This easy-to-use carving machine will make you forget all about 3D printing
Meet Carvey: a sleek black box which opens up a whole world of homemade possibilities
That’s a rather sinister-looking coffee machine. Looks fancy though. Is it?
Fancy? Yes. But this is no bean-roaster. Carvey, is in fact, a 3D carver. Or to be more exact, a CNC milling machine designed to bring casual, easy carving powers to the masses.
Soooo, I can put the Christmas turkey in it?
Sure, if you want a gigantic splattery mess. But we wouldn’t recommend it. What we would recommend, however, is almost anything else. Carvey’s drill bits can happily churn through a whole host of different materials from cork and wax, to metals like copper, brass and gold.
Hell, it can even slice through carbon fibre and circuit boards too.
I was never any good at the Etch A Sketch. This is going to be a disaster
Don’t worry. That’s where the ‘computer’ in Computer Numerical Control milling machine comes into play. Carvey comes with an easy-to-use piece of software called Easel, that anyone should be able to pick up and use within minutes.

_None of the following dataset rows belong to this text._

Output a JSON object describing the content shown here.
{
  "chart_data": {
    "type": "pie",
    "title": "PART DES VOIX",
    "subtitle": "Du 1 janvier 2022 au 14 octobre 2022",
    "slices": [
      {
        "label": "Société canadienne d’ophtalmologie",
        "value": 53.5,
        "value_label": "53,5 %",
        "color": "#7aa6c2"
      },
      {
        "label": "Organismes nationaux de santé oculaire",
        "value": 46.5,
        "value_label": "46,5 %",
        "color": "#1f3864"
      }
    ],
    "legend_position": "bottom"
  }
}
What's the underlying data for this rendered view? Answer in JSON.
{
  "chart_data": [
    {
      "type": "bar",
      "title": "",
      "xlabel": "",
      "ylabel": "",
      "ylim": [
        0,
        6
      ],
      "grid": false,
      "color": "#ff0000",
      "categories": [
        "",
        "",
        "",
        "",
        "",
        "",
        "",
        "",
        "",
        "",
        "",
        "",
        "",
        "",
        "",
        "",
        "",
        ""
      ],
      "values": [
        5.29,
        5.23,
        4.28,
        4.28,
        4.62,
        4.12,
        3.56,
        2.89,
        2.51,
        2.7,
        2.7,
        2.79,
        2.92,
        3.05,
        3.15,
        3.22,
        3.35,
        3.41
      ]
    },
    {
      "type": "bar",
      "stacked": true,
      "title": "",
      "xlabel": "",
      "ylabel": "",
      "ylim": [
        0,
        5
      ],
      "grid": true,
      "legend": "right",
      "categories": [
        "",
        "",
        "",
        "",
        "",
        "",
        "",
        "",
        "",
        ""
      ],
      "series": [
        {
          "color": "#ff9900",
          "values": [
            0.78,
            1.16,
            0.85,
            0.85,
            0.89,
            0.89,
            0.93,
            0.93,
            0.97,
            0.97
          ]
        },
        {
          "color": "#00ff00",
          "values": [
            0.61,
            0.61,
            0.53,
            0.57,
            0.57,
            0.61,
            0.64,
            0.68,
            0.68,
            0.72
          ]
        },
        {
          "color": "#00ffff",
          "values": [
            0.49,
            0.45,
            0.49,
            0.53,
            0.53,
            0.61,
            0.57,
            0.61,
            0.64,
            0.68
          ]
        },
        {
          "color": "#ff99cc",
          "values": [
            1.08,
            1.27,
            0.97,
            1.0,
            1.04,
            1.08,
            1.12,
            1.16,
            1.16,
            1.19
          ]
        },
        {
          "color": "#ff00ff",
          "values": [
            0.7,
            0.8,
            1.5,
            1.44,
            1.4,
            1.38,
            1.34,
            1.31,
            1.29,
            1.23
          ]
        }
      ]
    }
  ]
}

It cleverly takes any 2D design that you chuck at it, converts it into a 3D pattern, and boom – the drill bit magically whizzes around, carving into whatever material you’ve chosen with no dodgy human errors in sight.
So what can I make with it?
The sky’s the limit. Mainly because you can’t carve air. But apart from that, well, almost anything you can think of. Inventables, Carvey’s creator, kindly sent along a custom-milled brass wax sealer stamp with the Stuff logo sliced into it. Our letters will look classy forever, and all thanks to a simple bit of precision drilling.
Combined with a 3D printer, you could turn your home into your own private factory overnight. You’ll be sipping on a glass of Dom Perignon on a homemade yacht in no time.
Sold. When can I start making that yacht?
You can pick up your very own Carvey for US$2,000 on Kickstarter, where it’s smashed through its US$50,000 goal, raising just over US$243,000 at the time of writing. That should ensure a smooth launch party when it starts shipping in September 2015.
We’ll bring the beer. You make the bottle opener.